Due to the exposure of social media and the internet, I taught myself how to hurt myself and found harmful ways to deal with the internal pain that I was feeling. I started from metal rulers, then to staple bullets then to penknives where I eventually found the thrill when looking at blood. I knew I wasn’t myself but my parents told me I was. I got confused. I really felt like I was at the closest edge of suicide.

Again, I was alerted to the school counsellor and again, my parents were brought down to see the teachers to talk about my case and how to move forward. And again, my parents rejected and restricted my access to help. I was in their control, I didn’t know who I could go to. My parents told me I’m okay. Eventually, with them constantly telling me that I was okay and there’s nothing wrong with me, I believed them.
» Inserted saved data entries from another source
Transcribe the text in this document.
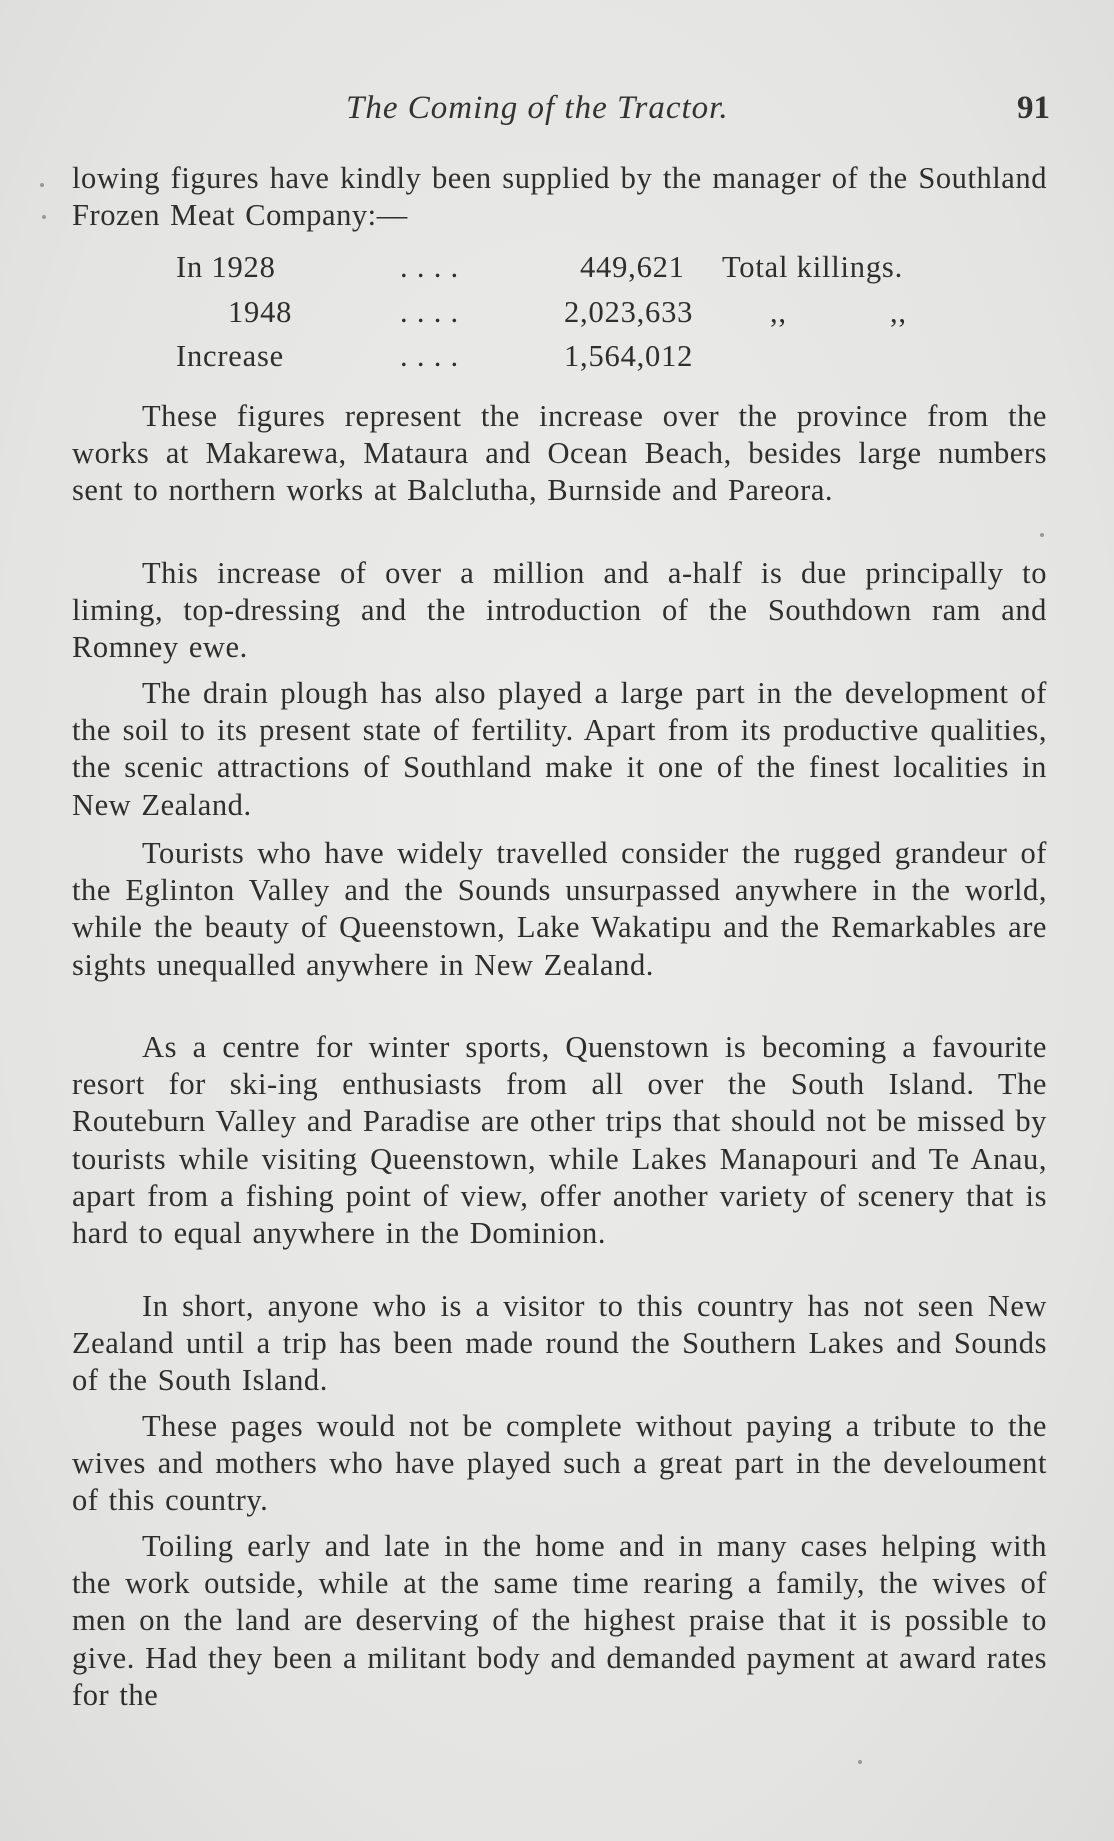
The Coming of the Tractor.	91

lowing figures have kindly been supplied by the manager of the Southland Frozen Meat Company:—

In 1928	. . . .	449,621 Total killings.
1948	. . . .	2,023,633	,,	,,
Increase	. . . .	1,564,012

These figures represent the increase over the province from the works at Makarewa, Mataura and Ocean Beach, besides large numbers sent to northern works at Balclutha, Burnside and Pareora.

This increase of over a million and a-half is due principally to liming, top-dressing and the introduction of the Southdown ram and Romney ewe.

The drain plough has also played a large part in the development of the soil to its present state of fertility. Apart from its productive qualities, the scenic attractions of Southland make it one of the finest localities in New Zealand.

Tourists who have widely travelled consider the rugged grandeur of the Eglinton Valley and the Sounds unsurpassed anywhere in the world, while the beauty of Queenstown, Lake Wakatipu and the Remarkables are sights unequalled anywhere in New Zealand.

As a centre for winter sports, Quenstown is becoming a favourite resort for ski-ing enthusiasts from all over the South Island. The Routeburn Valley and Paradise are other trips that should not be missed by tourists while visiting Queenstown, while Lakes Manapouri and Te Anau, apart from a fishing point of view, offer another variety of scenery that is hard to equal anywhere in the Dominion.

In short, anyone who is a visitor to this country has not seen New Zealand until a trip has been made round the Southern Lakes and Sounds of the South Island.

These pages would not be complete without paying a tribute to the wives and mothers who have played such a great part in the develoument of this country.

Toiling early and late in the home and in many cases helping with the work outside, while at the same time rearing a family, the wives of men on the land are deserving of the highest praise that it is possible to give. Had they been a militant body and demanded payment at award rates for the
It came to a point where I could not recognise what pain was and everything seemed painless to me. When I hurt myself, it’s not pain. When I see blood, when I bruise, I don’t feel pain. I got confused so often that it gets very difficult for me to know what pain actually was. And if I am causing pain to other people.
I’m 18 now, and I feel okay but still broken at times.

Thankfully I found a way to seek help without my parents consent, and hope that I am getting better. It wasn’t easy and was definitely a long wait to get this far.

I’m still alive and am proud of myself.